It's with some amount of pleasure that I sit here drinking my coffee and smoking my cigarettes. It's early in the morning still, but I am wide awake and ready for the day to start. I went to bed on time last night and slept well. I was more than ready to go to sleep, because there was nothing on television that I was interested in after I watched the Dutch speed skating championships. They weren't even that exciting to watch and I was only pretending they were. The commentary was almost more interesting than the races themselves. Sometimes you have to fake an interest and act like it matters. I wasn't for any skater in particular, especially since Sven Kramer didn't participate. He was out because of an injury.
After that it was really time to shut off the television and call it a day. I postponed going to bed for a while, because it was awfully early, but after some time I went ahead and changed into my pajamas. I listened to an interview with a well known architect on the radio and thought that some of it was bullshit. I think people make themselves and their methods and motivations look better than they are. They are asked for explanations and suddenly have to come up with them when they really do things for reasons even unknown to them and not well thought out and planned at all. They are put on the spot and have to look good.
I fell asleep after a while and slept without remembering my dreams. It was just a long dark night. Tyke woke me up because he had to go out. He gently growled at me. I let him out and made coffee. The coffee was most welcome. The first cup tasted like the elixir of life and gave me a kick. The second cup I drank for good measure. There isn't going to be a third cup this morning. I don't need it.
The snow is very slowly melting as the temperatures are above freezing. There are supposed to be some rain showers today. I wonder if they will be enough to melt the rest of it? It will probably just turn into a big slush, I think there's too much snow and ice. Actually, at this point I wouldn't mind if all of it was gone, because it's no fun to walk in any more. It's downright dangerous.
My Wednesday personal helper is coming this morning at 8:30. I have to make sure I'm ready before that time. I want to strip my bed and put clean sheets on and run the washing machine. I'll have two loads to do, but I like doing laundry.
I have to keep in mind that Saturday will be a holiday and that all the stores will be closed. The Exfactor was here yesterday to do the groceries, but he said he would be here on Friday again in case I needed anything else. My shopping list was so short. I keep thinking I've forgotten something crucial. I may need tobacco before the weekend is over, that's something I always have to calculate in.

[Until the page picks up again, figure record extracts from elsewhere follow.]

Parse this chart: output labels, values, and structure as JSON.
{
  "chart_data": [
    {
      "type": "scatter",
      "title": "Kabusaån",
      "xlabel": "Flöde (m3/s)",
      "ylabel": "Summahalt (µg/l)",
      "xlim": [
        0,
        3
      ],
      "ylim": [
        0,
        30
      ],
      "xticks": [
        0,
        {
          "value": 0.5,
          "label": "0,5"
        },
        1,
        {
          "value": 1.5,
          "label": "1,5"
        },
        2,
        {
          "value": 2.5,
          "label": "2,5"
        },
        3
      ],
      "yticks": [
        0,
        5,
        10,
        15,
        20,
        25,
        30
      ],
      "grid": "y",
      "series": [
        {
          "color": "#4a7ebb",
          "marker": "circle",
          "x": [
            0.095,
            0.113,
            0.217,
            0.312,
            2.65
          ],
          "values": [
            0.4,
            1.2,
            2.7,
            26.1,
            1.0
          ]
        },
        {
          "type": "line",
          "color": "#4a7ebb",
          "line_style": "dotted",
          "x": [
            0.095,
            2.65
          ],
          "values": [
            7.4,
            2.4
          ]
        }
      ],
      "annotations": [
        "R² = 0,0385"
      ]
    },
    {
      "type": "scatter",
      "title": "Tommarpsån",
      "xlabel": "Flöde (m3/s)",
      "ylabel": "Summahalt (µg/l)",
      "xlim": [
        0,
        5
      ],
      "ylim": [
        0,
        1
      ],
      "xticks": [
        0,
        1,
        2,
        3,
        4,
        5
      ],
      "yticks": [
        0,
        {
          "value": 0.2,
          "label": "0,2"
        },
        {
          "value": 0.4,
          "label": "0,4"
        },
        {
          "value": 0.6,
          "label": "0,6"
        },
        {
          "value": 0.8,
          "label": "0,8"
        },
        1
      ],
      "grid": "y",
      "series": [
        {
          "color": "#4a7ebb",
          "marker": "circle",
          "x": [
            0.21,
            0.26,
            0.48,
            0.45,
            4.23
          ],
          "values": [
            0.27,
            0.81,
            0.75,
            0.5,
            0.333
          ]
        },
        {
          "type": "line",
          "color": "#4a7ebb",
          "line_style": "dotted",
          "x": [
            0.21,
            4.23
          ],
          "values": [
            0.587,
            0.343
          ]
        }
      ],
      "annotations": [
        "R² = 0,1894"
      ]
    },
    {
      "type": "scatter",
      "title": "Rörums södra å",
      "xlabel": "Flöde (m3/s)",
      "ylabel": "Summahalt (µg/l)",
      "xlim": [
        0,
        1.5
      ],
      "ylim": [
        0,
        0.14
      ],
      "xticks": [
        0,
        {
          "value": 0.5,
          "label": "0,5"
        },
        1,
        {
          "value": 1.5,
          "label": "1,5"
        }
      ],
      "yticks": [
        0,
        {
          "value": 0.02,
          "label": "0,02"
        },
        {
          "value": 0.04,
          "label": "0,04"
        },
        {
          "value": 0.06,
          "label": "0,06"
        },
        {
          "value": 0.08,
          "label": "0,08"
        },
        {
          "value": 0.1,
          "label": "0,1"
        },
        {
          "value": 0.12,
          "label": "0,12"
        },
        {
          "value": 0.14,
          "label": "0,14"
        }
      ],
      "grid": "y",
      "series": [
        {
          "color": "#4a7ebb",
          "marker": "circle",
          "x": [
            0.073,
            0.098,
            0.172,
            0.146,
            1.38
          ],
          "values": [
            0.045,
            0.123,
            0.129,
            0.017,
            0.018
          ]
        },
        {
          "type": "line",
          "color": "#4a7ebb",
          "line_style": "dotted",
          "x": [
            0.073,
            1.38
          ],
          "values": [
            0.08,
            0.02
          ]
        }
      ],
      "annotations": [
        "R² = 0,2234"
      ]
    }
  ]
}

Look, I'm just writing down a bunch of nonsense. It's basically to keep you up to date. I'm not planning on doing anything special with my day. If I'm lucky, I won't need a nap. I've completely stopped taking the tranquilizers during the day, so they're not something that make me tired anymore. All I can think I'm doing now is hibernating, although it's possible that the anti-psychotics make me tired. They do have that side effect. I'll know once I decrease them more.
Have a nice day, everyone. Don't let the weather get to you too much.